Então não faz sentido falar da pressão criada sobre um treinador?

Um treinador não tem, muitas das vezes, a noção concreta disso. Nesta profissão, sabemos perfeitamente que, quando se ganha, a pressão é uma e, quando se perde, é outra, e isso faz parte. Mas eu acho que é importante perceber o que se passa na comunicação social, daí ter assessores de imprensa e pessoas que dão algumas informações do que é passado na comunicação social. Toda a gente sabe que, a qualquer coisa negativa, vai sempre haver muita gente a desconfiar, e o contrário também.

Normalmente, o treinador, quando chega a esse tipo de circunstâncias, está muito bem preparado para não sentir que isso é um problema, até porque em todos os clubes há vários problemas internos que têm que ser resolvidos por um treinador. Se vai ainda adotar os problemas externos que vêm da comunicação, por pessoas que não estão dentro da estrutura... Os treinadores estão cada vez mais preparados, mas o que se vê muitas das vezes é a influência de fora feita pela comunicação social nas pessoas que estão dentro da estrutura.

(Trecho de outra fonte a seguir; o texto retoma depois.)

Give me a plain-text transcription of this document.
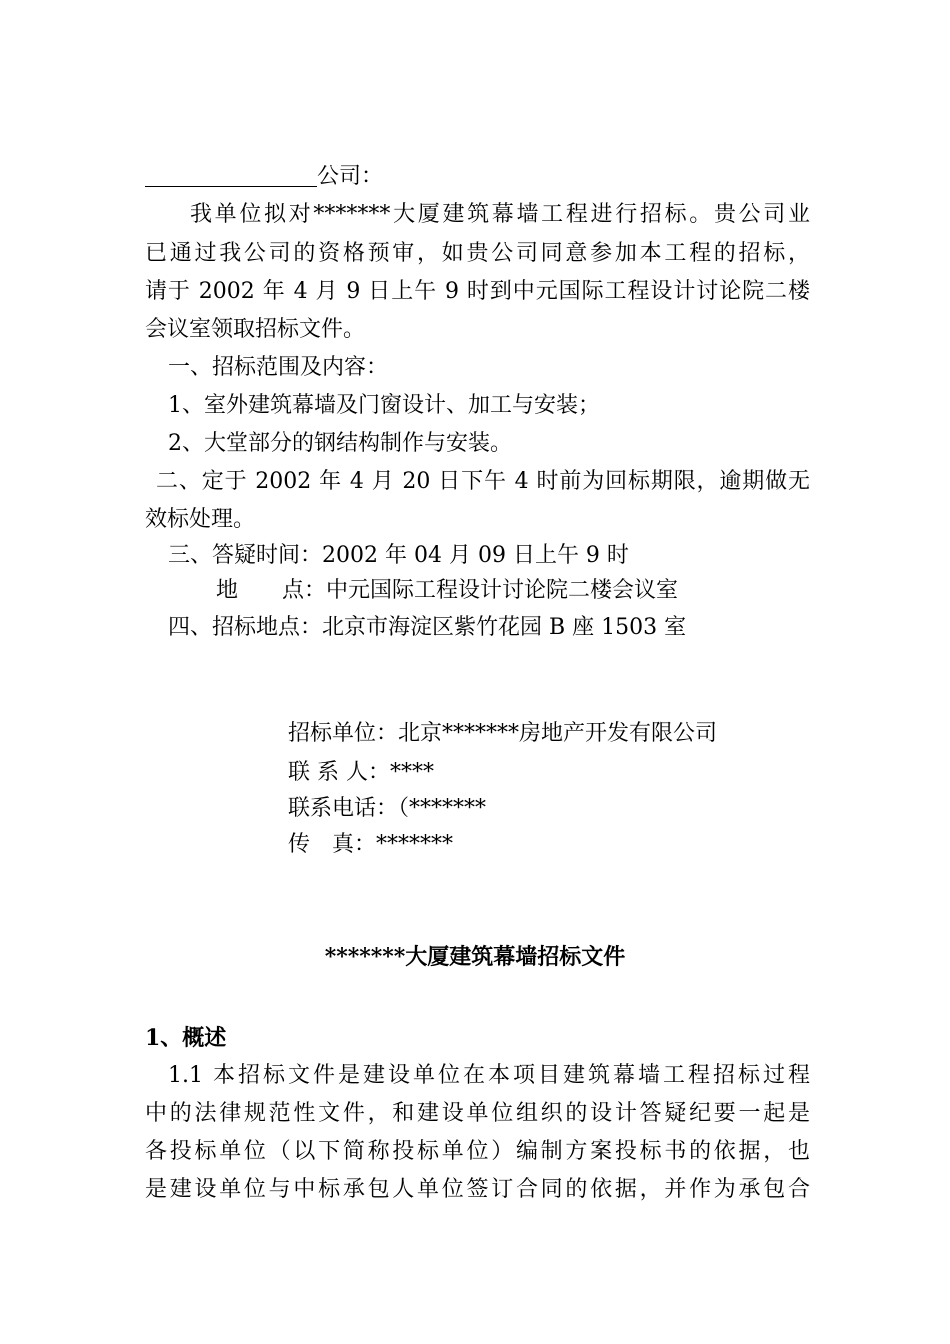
公司：
我单位拟对*******大厦建筑幕墙工程进行招标。贵公司业
已通过我公司的资格预审，如贵公司同意参加本工程的招标，
请于 2002 年 4 月 9 日上午 9 时到中元国际工程设计讨论院二楼
会议室领取招标文件。
一、招标范围及内容：
1、室外建筑幕墙及门窗设计、加工与安装；
2、大堂部分的钢结构制作与安装。
二、定于 2002 年 4 月 20 日下午 4 时前为回标期限，逾期做无
效标处理。
三、答疑时间：2002 年 04 月 09 日上午 9 时
地　　点：中元国际工程设计讨论院二楼会议室
四、招标地点：北京市海淀区紫竹花园 B 座 1503 室
招标单位：北京*******房地产开发有限公司
联 系 人：****
联系电话：（*******
传　真：*******
*******大厦建筑幕墙招标文件
1、概述
1.1 本招标文件是建设单位在本项目建筑幕墙工程招标过程
中的法律规范性文件，和建设单位组织的设计答疑纪要一起是
各投标单位（以下简称投标单位）编制方案投标书的依据，也
是建设单位与中标承包人单位签订合同的依据，并作为承包合
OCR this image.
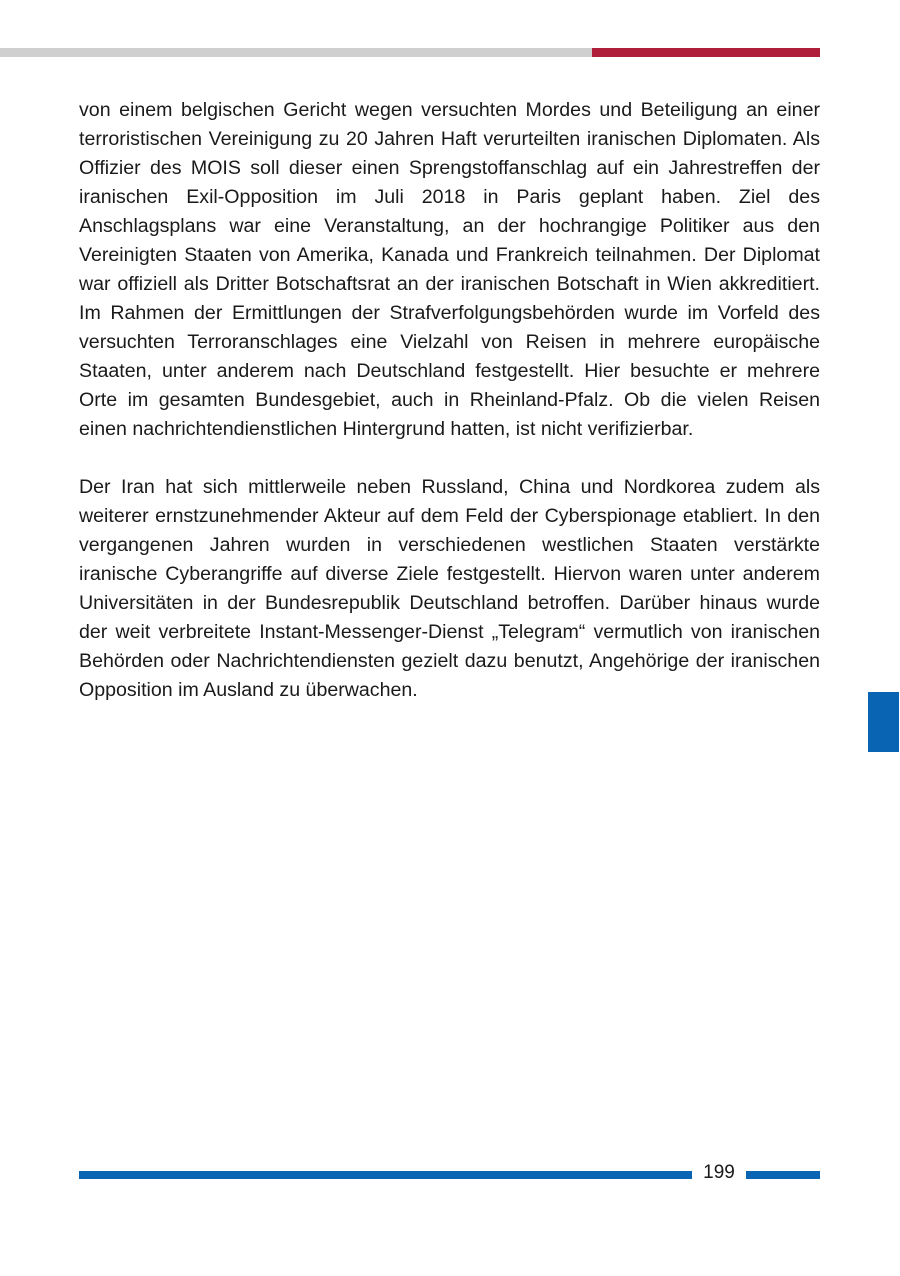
von einem belgischen Gericht wegen versuchten Mordes und Beteiligung an einer terroristischen Vereinigung zu 20 Jahren Haft verurteilten iranischen Diplomaten. Als Offizier des MOIS soll dieser einen Sprengstoffanschlag auf ein Jahrestreffen der iranischen Exil-Opposition im Juli 2018 in Paris geplant haben. Ziel des Anschlagsplans war eine Veranstaltung, an der hochrangige Politiker aus den Vereinigten Staaten von Amerika, Kanada und Frankreich teilnahmen. Der Diplomat war offiziell als Dritter Botschaftsrat an der iranischen Botschaft in Wien akkreditiert. Im Rahmen der Ermittlungen der Strafverfolgungsbehörden wurde im Vorfeld des versuchten Terroranschlages eine Vielzahl von Reisen in mehrere europäische Staaten, unter anderem nach Deutschland festgestellt. Hier besuchte er mehrere Orte im gesamten Bundesgebiet, auch in Rheinland-Pfalz. Ob die vielen Reisen einen nachrichtendienstlichen Hintergrund hatten, ist nicht verifizierbar.

Der Iran hat sich mittlerweile neben Russland, China und Nordkorea zudem als weiterer ernstzunehmender Akteur auf dem Feld der Cyberspionage etabliert. In den vergangenen Jahren wurden in verschiedenen westlichen Staaten verstärkte iranische Cyberangriffe auf diverse Ziele festgestellt. Hiervon waren unter anderem Universitäten in der Bundesrepublik Deutschland betroffen. Darüber hinaus wurde der weit verbreitete Instant-Messenger-Dienst „Telegram“ vermutlich von iranischen Behörden oder Nachrichtendiensten gezielt dazu benutzt, Angehörige der iranischen Opposition im Ausland zu überwachen.

199
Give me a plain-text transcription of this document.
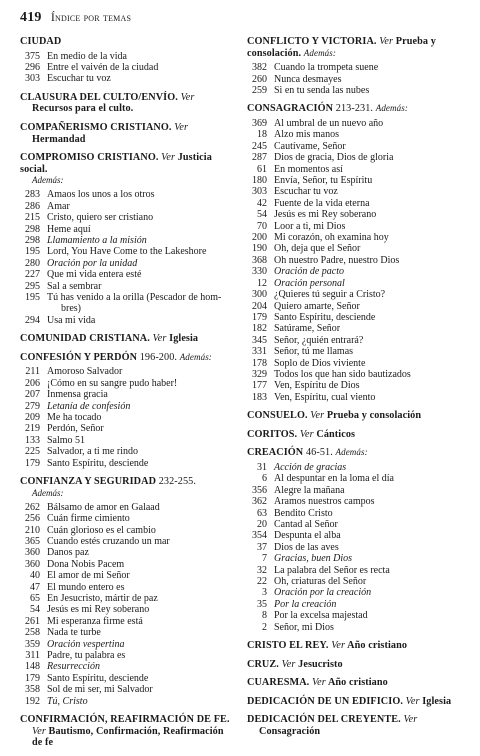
419 Índice por temas
CIUDAD
375 En medio de la vida
296 Entre el vaivén de la ciudad
303 Escuchar tu voz
CLAUSURA DEL CULTO/ENVÍO. Ver
Recursos para el culto.
COMPAÑERISMO CRISTIANO. Ver
Hermandad
COMPROMISO CRISTIANO. Ver Justicia social.
Además:
283 Amaos los unos a los otros
286 Amar
215 Cristo, quiero ser cristiano
298 Heme aquí
298 Llamamiento a la misión
195 Lord, You Have Come to the Lakeshore
280 Oración por la unidad
227 Que mi vida entera esté
295 Sal a sembrar
195 Tú has venido a la orilla (Pescador de hom-
bres)
294 Usa mi vida
COMUNIDAD CRISTIANA. Ver Iglesia
CONFESIÓN Y PERDÓN 196-200. Además:
211 Amoroso Salvador
206 ¡Cómo en su sangre pudo haber!
207 Inmensa gracia
279 Letanía de confesión
209 Me ha tocado
219 Perdón, Señor
133 Salmo 51
225 Salvador, a ti me rindo
179 Santo Espíritu, desciende
CONFIANZA Y SEGURIDAD 232-255.
Además:
262 Bálsamo de amor en Galaad
256 Cuán firme cimiento
210 Cuán glorioso es el cambio
365 Cuando estés cruzando un mar
360 Danos paz
360 Dona Nobis Pacem
40 El amor de mi Señor
47 El mundo entero es
65 En Jesucristo, mártir de paz
54 Jesús es mi Rey soberano
261 Mi esperanza firme está
258 Nada te turbe
359 Oración vespertina
311 Padre, tu palabra es
148 Resurrección
179 Santo Espíritu, desciende
358 Sol de mi ser, mi Salvador
192 Tú, Cristo
CONFIRMACIÓN, REAFIRMACIÓN DE FE.
Ver Bautismo, Confirmación, Reafirmación de fe
CONFLICTO Y VICTORIA. Ver Prueba y consolación. Además:
382 Cuando la trompeta suene
260 Nunca desmayes
259 Si en tu senda las nubes
CONSAGRACIÓN 213-231. Además:
369 Al umbral de un nuevo año
18 Alzo mis manos
245 Cautívame, Señor
287 Dios de gracia, Dios de gloria
61 En momentos así
180 Envía, Señor, tu Espíritu
303 Escuchar tu voz
42 Fuente de la vida eterna
54 Jesús es mi Rey soberano
70 Loor a ti, mi Dios
200 Mi corazón, oh examina hoy
190 Oh, deja que el Señor
368 Oh nuestro Padre, nuestro Dios
330 Oración de pacto
12 Oración personal
300 ¿Quieres tú seguir a Cristo?
204 Quiero amarte, Señor
179 Santo Espíritu, desciende
182 Satúrame, Señor
345 Señor, ¿quién entrará?
331 Señor, tú me llamas
178 Soplo de Dios viviente
329 Todos los que han sido bautizados
177 Ven, Espíritu de Dios
183 Ven, Espíritu, cual viento
CONSUELO. Ver Prueba y consolación
CORITOS. Ver Cánticos
CREACIÓN 46-51. Además:
31 Acción de gracias
6 Al despuntar en la loma el día
356 Alegre la mañana
362 Aramos nuestros campos
63 Bendito Cristo
20 Cantad al Señor
354 Despunta el alba
37 Dios de las aves
7 Gracias, buen Dios
32 La palabra del Señor es recta
22 Oh, criaturas del Señor
3 Oración por la creación
35 Por la creación
8 Por la excelsa majestad
2 Señor, mi Dios
CRISTO EL REY. Ver Año cristiano
CRUZ. Ver Jesucristo
CUARESMA. Ver Año cristiano
DEDICACIÓN DE UN EDIFICIO. Ver Iglesia
DEDICACIÓN DEL CREYENTE. Ver
Consagración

Os responsáveis dos clubes são mais suscetíveis a isso?

Aí já acredito que seja mais influenciável. Os diretores e os presidentes são, muitas vezes, influenciados pelas pessoas que, na comunicação social, vão falando e supondo. Como o saudoso presidente Pimenta Machado dizia, 'O que hoje é verdade, amanhã é mentira'. Uma lógica muitas vezes repetida na comunicação social torna-se, por vezes, quase numa verdade para muita gente que está dentro dos clubes. Aí acho que influencia mais o treinador. Não é por via direta, é por via indireta.

E os jogadores, não se deixam influenciar também?

Neste momento, já existem boas estruturas de assessoria de imprensa dentro dos clubes. O último clube em que trabalhei, o Sporting, trabalhava a esse nível. E estamos a falar de sub-23, nem é da equipa A. Existem trabalhos que são feitos a esse nível, quanto ao que os jogadores devem expressar, como se expressar, a mensagem do coletivo e individual... Estavam a ser muito bem feitas, por parte da direção do Sporting, algumas entrevistas e trabalhos com os jornalistas para que alguns jogadores e temáticas fossem do interesse da comunicação social. Acho muito importante, e acho que a comunicação social não deve ser vista como o lobo mau ou algo de negativo para o jogador e para a equipa, até porque, neste momento, consegue muitas vezes obter informações sem contactar com as pessoas que estão ligadas à equipa.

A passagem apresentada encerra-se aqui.